Philipp Bönninghausen,Rafael Uetz,Martin Henze
DOI: https://doi.org/10.1145/3675741.3675754
2024-08-05
Abstract:Researchers in the highly active field of intrusion detection largely rely on public datasets for their experimental evaluations. However, the large number of existing datasets, the discovery of previously unknown flaws therein, and the frequent publication of new datasets make it hard to select suitable options and sufficiently understand their respective limitations. Hence, there is a great risk of drawing invalid conclusions from experimental results with respect to detection performance of novel methods in the real world. While there exist various surveys on intrusion detection datasets, they have deficiencies in providing researchers with a profound decision basis since they lack comprehensiveness, actionable details, and up-to-dateness. In this paper, we present COMIDDS, an ongoing effort to comprehensively survey intrusion detection datasets with an unprecedented level of detail, implemented as a website backed by a public GitHub repository. COMIDDS allows researchers to quickly identify suitable datasets depending on their requirements and provides structured and critical information on each dataset, including actual data samples and links to relevant publications. COMIDDS is freely accessible, regularly updated, and open to contributions.
Cryptography and Security
What problem does this paper attempt to address?

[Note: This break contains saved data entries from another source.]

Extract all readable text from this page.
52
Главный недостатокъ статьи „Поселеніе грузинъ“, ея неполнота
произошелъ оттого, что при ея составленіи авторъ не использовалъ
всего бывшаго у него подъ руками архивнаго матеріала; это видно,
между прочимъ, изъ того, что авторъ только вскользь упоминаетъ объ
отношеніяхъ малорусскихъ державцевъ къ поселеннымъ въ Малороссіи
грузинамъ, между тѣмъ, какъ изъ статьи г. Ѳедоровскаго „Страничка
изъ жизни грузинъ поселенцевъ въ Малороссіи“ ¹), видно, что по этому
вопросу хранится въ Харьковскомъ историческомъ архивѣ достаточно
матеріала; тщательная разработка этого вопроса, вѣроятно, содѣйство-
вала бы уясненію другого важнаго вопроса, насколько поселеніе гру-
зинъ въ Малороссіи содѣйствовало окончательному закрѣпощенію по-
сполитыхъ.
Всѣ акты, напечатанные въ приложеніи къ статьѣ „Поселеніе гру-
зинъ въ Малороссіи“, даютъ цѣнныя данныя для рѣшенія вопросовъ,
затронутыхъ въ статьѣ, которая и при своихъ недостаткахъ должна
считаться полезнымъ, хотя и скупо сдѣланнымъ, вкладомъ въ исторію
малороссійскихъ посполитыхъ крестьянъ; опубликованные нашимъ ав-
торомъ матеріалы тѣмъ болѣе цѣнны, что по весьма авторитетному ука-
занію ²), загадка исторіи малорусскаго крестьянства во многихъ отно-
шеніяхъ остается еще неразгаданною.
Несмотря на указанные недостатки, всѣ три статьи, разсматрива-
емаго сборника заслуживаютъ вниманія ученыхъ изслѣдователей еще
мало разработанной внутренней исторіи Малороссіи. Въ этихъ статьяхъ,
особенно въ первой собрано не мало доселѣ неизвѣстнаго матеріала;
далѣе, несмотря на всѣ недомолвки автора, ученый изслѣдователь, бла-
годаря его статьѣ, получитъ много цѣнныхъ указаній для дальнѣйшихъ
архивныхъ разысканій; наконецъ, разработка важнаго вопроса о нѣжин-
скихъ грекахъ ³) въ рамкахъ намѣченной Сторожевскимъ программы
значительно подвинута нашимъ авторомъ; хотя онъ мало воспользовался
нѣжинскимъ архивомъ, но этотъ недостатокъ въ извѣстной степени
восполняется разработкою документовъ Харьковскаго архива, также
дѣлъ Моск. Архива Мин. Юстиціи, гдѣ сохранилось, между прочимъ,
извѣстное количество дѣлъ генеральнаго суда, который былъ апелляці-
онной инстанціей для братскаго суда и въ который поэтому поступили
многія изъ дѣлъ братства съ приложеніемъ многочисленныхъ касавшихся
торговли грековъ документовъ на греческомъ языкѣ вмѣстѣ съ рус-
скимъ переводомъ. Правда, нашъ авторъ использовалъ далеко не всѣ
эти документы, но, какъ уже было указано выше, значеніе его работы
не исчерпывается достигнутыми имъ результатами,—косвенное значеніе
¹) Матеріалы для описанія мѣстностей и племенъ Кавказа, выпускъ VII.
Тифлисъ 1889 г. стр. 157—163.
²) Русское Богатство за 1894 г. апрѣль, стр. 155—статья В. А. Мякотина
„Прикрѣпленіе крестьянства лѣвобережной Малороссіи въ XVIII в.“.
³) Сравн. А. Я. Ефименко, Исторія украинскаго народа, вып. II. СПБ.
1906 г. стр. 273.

The main problem that this paper attempts to solve is the difficulty in the selection and understanding of existing intrusion detection datasets. Specifically, when evaluating new intrusion detection methods, researchers rely on public datasets. However, there are a large number of these datasets, their quality varies, and new datasets are constantly being released. This makes it difficult for researchers to find datasets that suit their needs and fully understand the limitations of these datasets. Therefore, there is a great risk in drawing valid conclusions about the detection performance of new methods in the real world from experimental results. To address these problems, the author proposes **Comidds** (a comprehensive, continuously updated, and collaborative intrusion detection dataset survey platform). The main goals of Comidds are: 1. **Provide detailed information**: Provide a detailed structured description for each dataset, including the environment, activities, data format, related publications, and sample data fragments. 2. **Continuous update**: Ensure the timeliness and accuracy of information by regularly releasing versions and change logs. 3. **Promote collaboration**: Implemented based on GitHub repositories, allowing the community to contribute and make corrections. 4. **Easy to use**: Provide machine - readable CSV files for users to perform custom sorting, filtering, or plotting easily. Through these measures, Comidds helps researchers find suitable intrusion detection datasets more effectively and improves their understanding of the selected datasets, thereby promoting more reliable research results. ### Formula Representation There are no specific mathematical, physical, chemical, or biological formulas involved in the paper, so there is no need to use the Markdown formula format. ### Summary This paper aims to help researchers better select and understand intrusion detection datasets by creating a comprehensive, continuously updated, and collaborative platform (Comidds), thereby improving the reliability and effectiveness of research.